Document ID : KB000110037
Last Modified Date : 14/09/2018
Show Technical Document Details
Issue:
After running for a 10 hour period I started to get error and overloaded systems in the coordinator.

22018-06-15 04:12:31,908Z (23:12) [Event Sink Thread Pool Thread 5] INFO com.itko.lisa.stats.MetricControllerImpl - Error retrieving metric 
com.itko.lisa.test.EventDeliveryException: Timeout putting events on internal event handler queue. This usually indicates an overloaded system. 
at com.itko.lisa.simulator.EventHandler.testEvent(EventHandler.java:244) 
at com.itko.lisa.stats.MetricControllerImpl.fireTestEvent(MetricControllerImpl.java:580) 
at com.itko.lisa.stats.MetricControllerImpl.eventReceipt(MetricControllerImpl.java:523) 
at com.itko.util.EventThread.execEvents(ThreadedEventSink.java:79) 
at com.itko.util.EventThread.run(ThreadedEventSink.java:59) 
2018-06-15 04:12:31,909Z (23:12) [Event Sink Thread Pool Thread 5] INFO com.itko.lisa.stats.MetricControllerImpl - Error retrieving metric 
java.lang.IllegalStateException: Could not put anything new on the event queue 
at com.itko.lisa.simulator.EventHandler.testEvent(EventHandler.java:249) 
at com.itko.lisa.stats.MetricControllerImpl.fireTestEvent(MetricControllerImpl.java:580) 
at com.itko.lisa.stats.MetricControllerImpl.eventReceipt(MetricControllerImpl.java:523) 
at com.itko.util.EventThread.execEvents(ThreadedEventSink.java:79) 
at com.itko.util.EventThread.run(ThreadedEventSink.java:59) 
Caused by: java.lang.InterruptedException 
at java.util.concurrent.locks.AbstractQueuedSynchronizer.acquireInterruptibly(AbstractQueuedSynchronizer.java:1220) 
at java.util.concurrent.locks.ReentrantLock.lockInterruptibly(ReentrantLock.java:335) 
at java.util.concurrent.LinkedBlockingQueue.offer(LinkedBlockingQueue.java:380) 
at com.itko.lisa.simulator.EventHandler.testEvent(EventHandler.java:242)
Resolution:
Add these two properties to the local.properties on the DevTest 10.3.0 Coordinator machine: 

lisa.eventPool.maxQueueSize=131070 
lisa.pathfinder.on=false 

The Coordinator will have to be restarted to pick up the new properties.

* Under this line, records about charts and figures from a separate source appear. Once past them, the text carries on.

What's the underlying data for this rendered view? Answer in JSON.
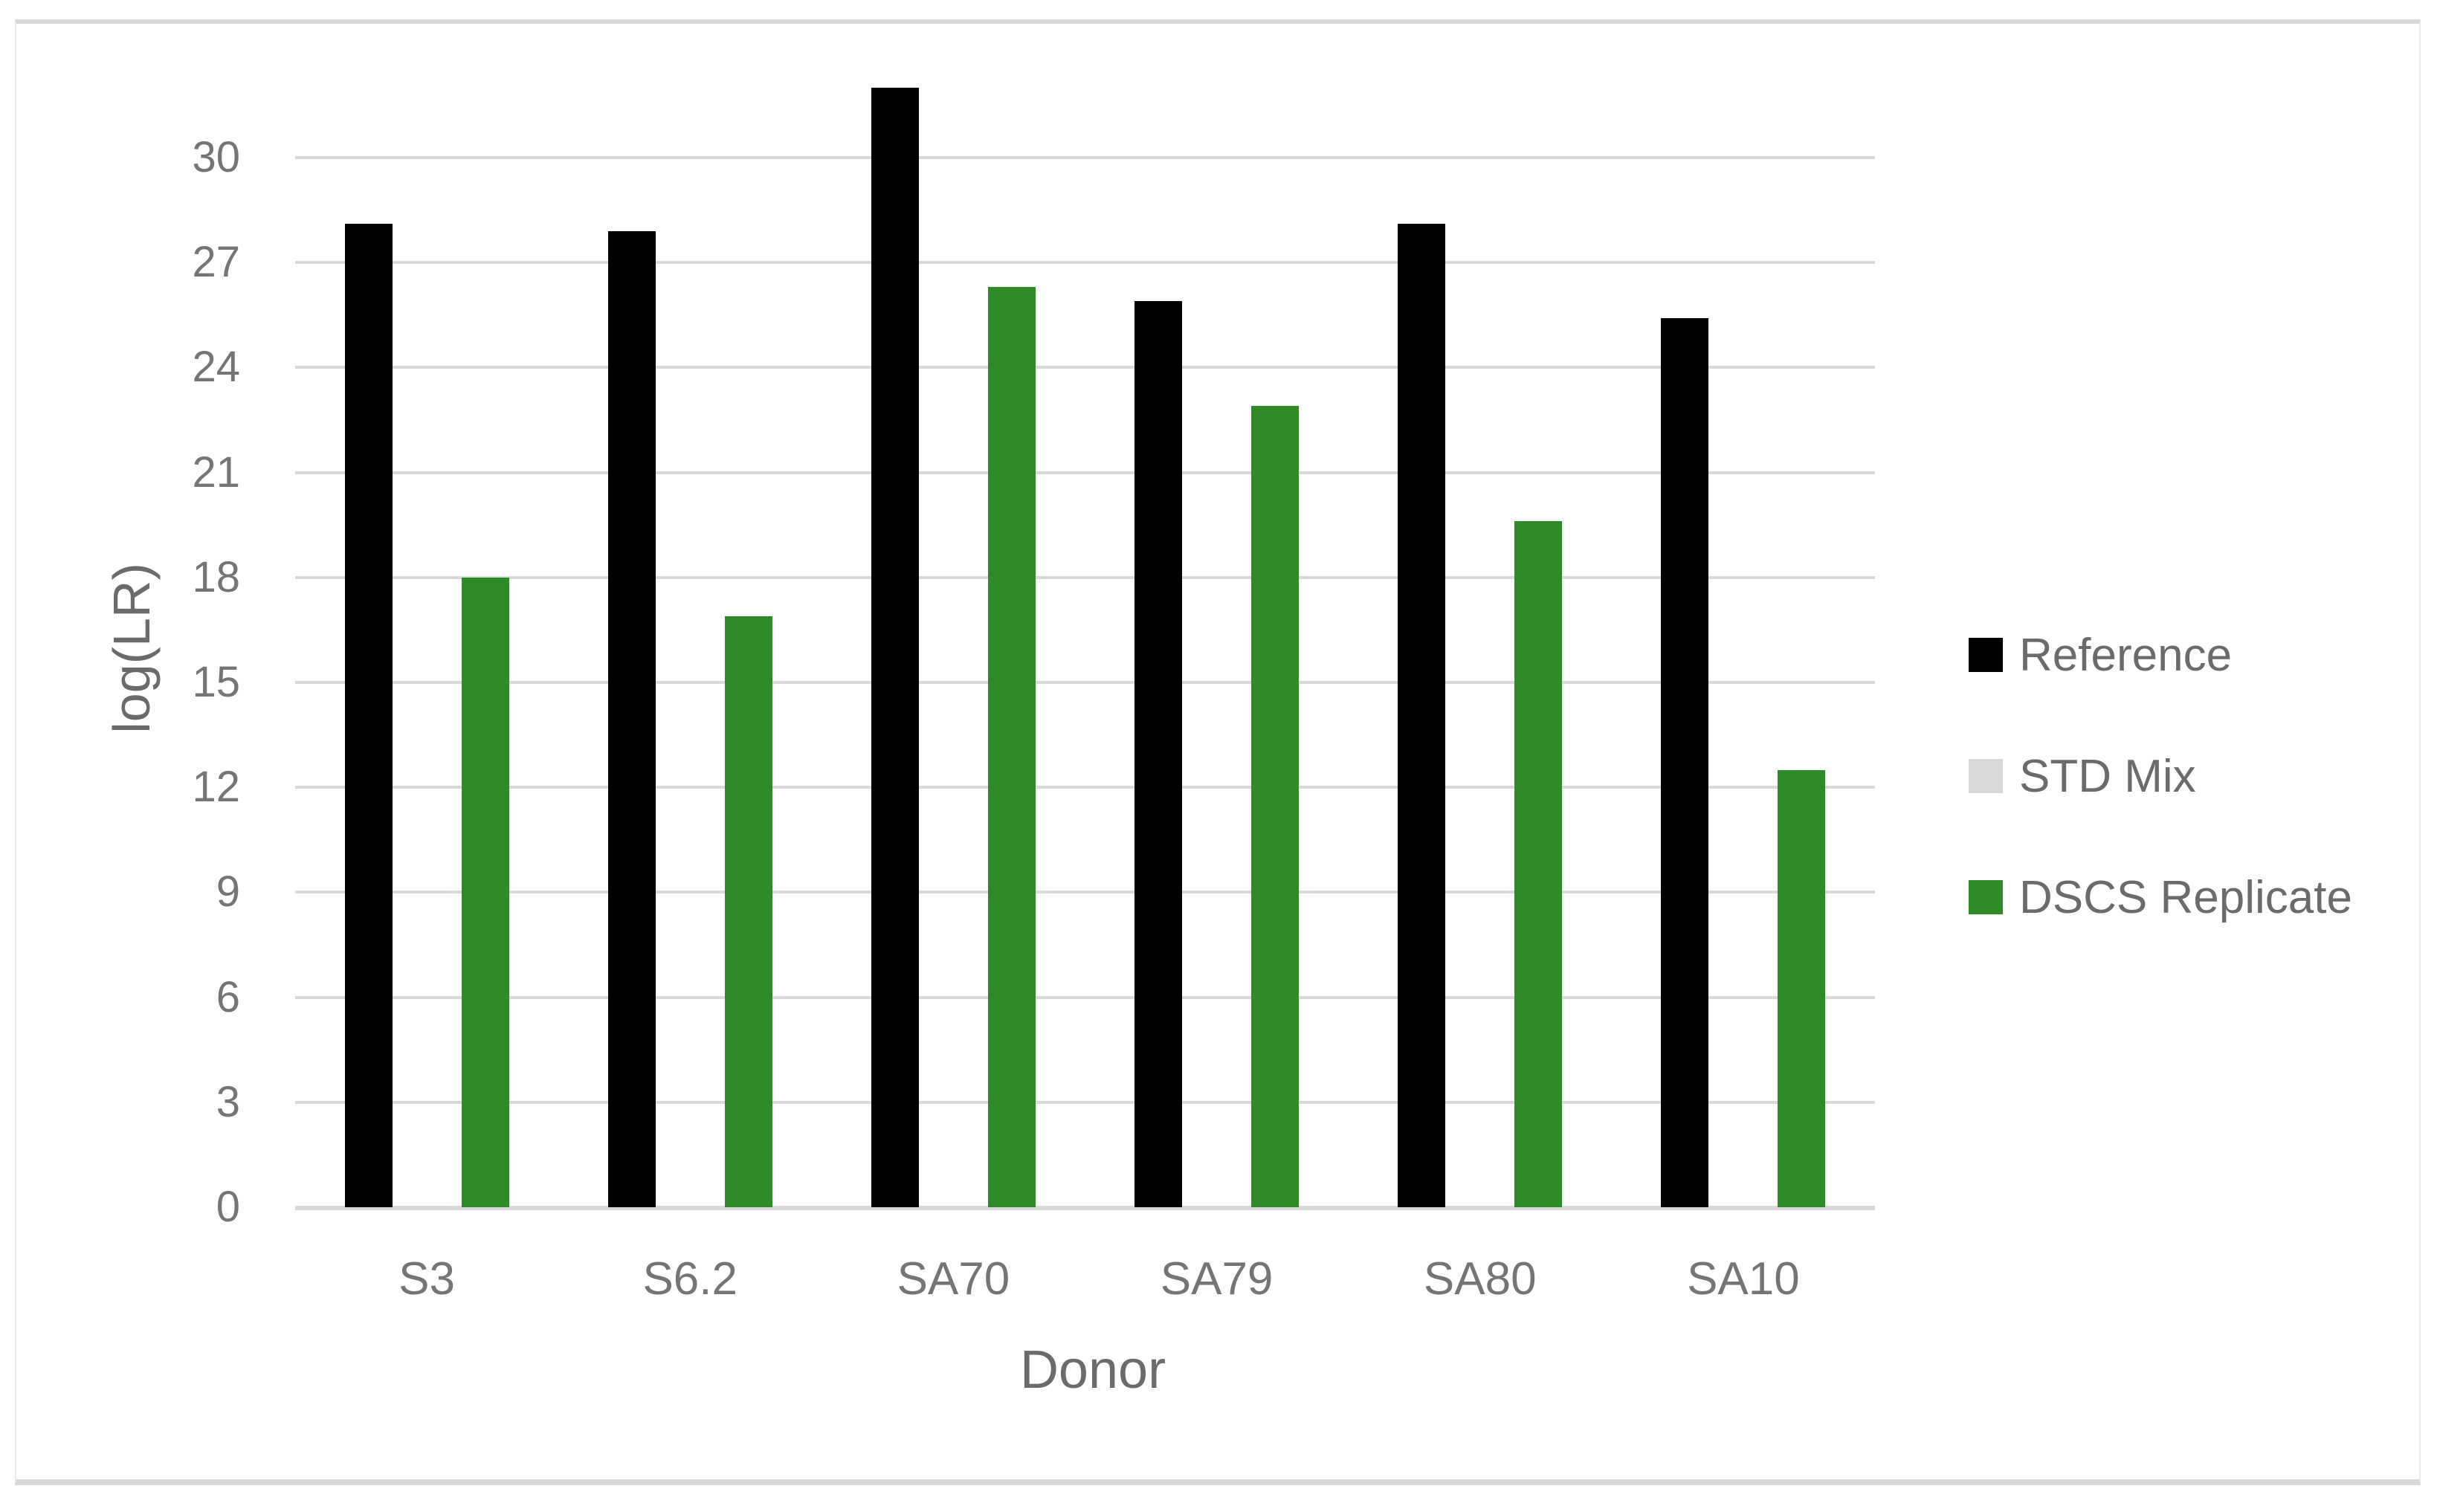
{
  "figure": {
    "title": "",
    "background_color": "#ffffff",
    "frame_border_color": "#d9d9d9",
    "grid_color": "#d9d9d9",
    "axis_line_color": "#d9d9d9",
    "tick_label_color": "#757575",
    "axis_title_color": "#6b6b6b"
  },
  "legend": {
    "items": [
      {
        "label": "Reference",
        "color": "#000000",
        "icon": "square-swatch"
      },
      {
        "label": "STD Mix",
        "color": "#d9d9d9",
        "icon": "square-swatch"
      },
      {
        "label": "DSCS Replicate",
        "color": "#2e8b28",
        "icon": "square-swatch"
      }
    ]
  },
  "chart_data": {
    "type": "bar",
    "categories": [
      "S3",
      "S6.2",
      "SA70",
      "SA79",
      "SA80",
      "SA10"
    ],
    "series": [
      {
        "name": "Reference",
        "color": "#000000",
        "values": [
          28.1,
          27.9,
          32.0,
          25.9,
          28.1,
          25.4
        ]
      },
      {
        "name": "STD Mix",
        "color": "#d9d9d9",
        "values": [
          0,
          0,
          0,
          0,
          0,
          0
        ]
      },
      {
        "name": "DSCS Replicate",
        "color": "#2e8b28",
        "values": [
          18.0,
          16.9,
          26.3,
          22.9,
          19.6,
          12.5
        ]
      }
    ],
    "title": "",
    "xlabel": "Donor",
    "ylabel": "log(LR)",
    "y_ticks": [
      0,
      3,
      6,
      9,
      12,
      15,
      18,
      21,
      24,
      27,
      30
    ],
    "ylim": [
      0,
      32.4
    ],
    "grid": true,
    "legend_position": "right",
    "bar_layout": "clustered"
  }
}
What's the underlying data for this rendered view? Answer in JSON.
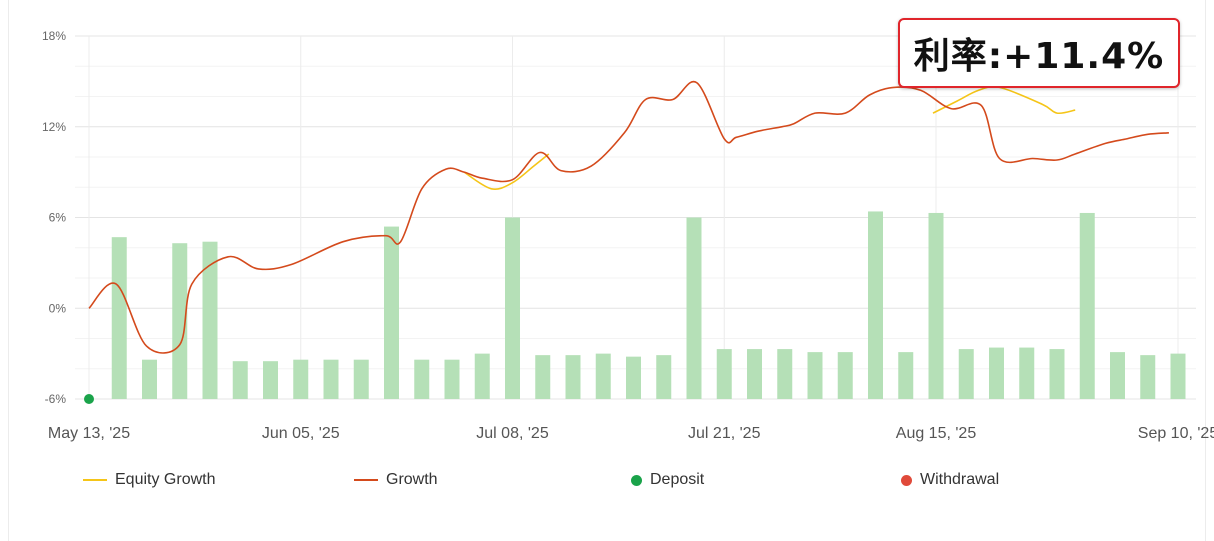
{
  "annotation": {
    "text": "利率:+11.4%",
    "border_color": "#e0252b"
  },
  "legend": [
    {
      "label": "Equity Growth",
      "kind": "line",
      "color": "#f5c518"
    },
    {
      "label": "Growth",
      "kind": "line",
      "color": "#d44a1c"
    },
    {
      "label": "Deposit",
      "kind": "dot",
      "color": "#1aa34a"
    },
    {
      "label": "Withdrawal",
      "kind": "dot",
      "color": "#e04a3a"
    }
  ],
  "chart_data": {
    "type": "bar",
    "title": "",
    "xlabel": "",
    "ylabel": "",
    "ylim": [
      -6,
      18
    ],
    "y_ticks": [
      "18%",
      "12%",
      "6%",
      "0%",
      "-6%"
    ],
    "y_tick_values": [
      18,
      12,
      6,
      0,
      -6
    ],
    "x_tick_labels": [
      "May 13, '25",
      "Jun 05, '25",
      "Jul 08, '25",
      "Jul 21, '25",
      "Aug 15, '25",
      "Sep 10, '25"
    ],
    "x_tick_index": [
      0,
      7,
      14,
      21,
      28,
      36
    ],
    "grid": true,
    "legend_position": "bottom",
    "bar_color": "#b5e0b7",
    "bar_values": [
      10.7,
      2.6,
      10.3,
      10.4,
      2.5,
      2.5,
      2.6,
      2.6,
      2.6,
      11.4,
      2.6,
      2.6,
      3.0,
      12.0,
      2.9,
      2.9,
      3.0,
      2.8,
      2.9,
      12.0,
      3.3,
      3.3,
      3.3,
      3.1,
      3.1,
      12.4,
      3.1,
      12.3,
      3.3,
      3.4,
      3.4,
      3.3,
      12.3,
      3.1,
      2.9,
      3.0
    ],
    "series": [
      {
        "name": "Growth",
        "color": "#d44a1c",
        "x": [
          0,
          0.9,
          1.9,
          3.0,
          3.4,
          4.6,
          5.6,
          6.7,
          8.4,
          9.8,
          10.3,
          11.0,
          11.8,
          12.4,
          13.0,
          14.0,
          14.9,
          15.6,
          16.6,
          17.7,
          18.4,
          19.3,
          20.1,
          21.0,
          21.4,
          22.1,
          22.9,
          23.3,
          24.0,
          25.0,
          25.8,
          26.6,
          27.5,
          28.5,
          29.5,
          30.1,
          31.2,
          32.0,
          32.6,
          33.6,
          34.3,
          35.0,
          35.7
        ],
        "values": [
          0.0,
          1.6,
          -2.5,
          -2.4,
          1.6,
          3.4,
          2.6,
          2.9,
          4.4,
          4.8,
          4.4,
          7.9,
          9.2,
          9.0,
          8.6,
          8.5,
          10.3,
          9.1,
          9.4,
          11.6,
          13.8,
          13.8,
          14.9,
          11.2,
          11.3,
          11.7,
          12.0,
          12.2,
          12.9,
          12.9,
          14.1,
          14.6,
          14.4,
          13.2,
          13.4,
          9.9,
          9.9,
          9.8,
          10.2,
          10.9,
          11.2,
          11.5,
          11.6
        ]
      },
      {
        "name": "Equity Growth",
        "color": "#f5c518",
        "x": [
          12.4,
          13.3,
          14.0,
          14.7,
          15.2,
          27.9,
          28.7,
          29.4,
          30.1,
          31.5,
          32.0,
          32.6
        ],
        "values": [
          9.0,
          7.9,
          8.3,
          9.4,
          10.2,
          12.9,
          13.7,
          14.4,
          14.6,
          13.5,
          12.9,
          13.1
        ]
      },
      {
        "name": "Deposit",
        "color": "#1aa34a",
        "x": [
          0
        ],
        "values": [
          -6
        ]
      }
    ]
  }
}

The timeout issue is not really a bug, it is an indication that the system is overloaded. Updating the lisa.eventPool.maxQueueSize will not fix the problem but will provide more resources to the system so that the timeout errors are delayed. 

It may be useful to engage our professional services for further investigation.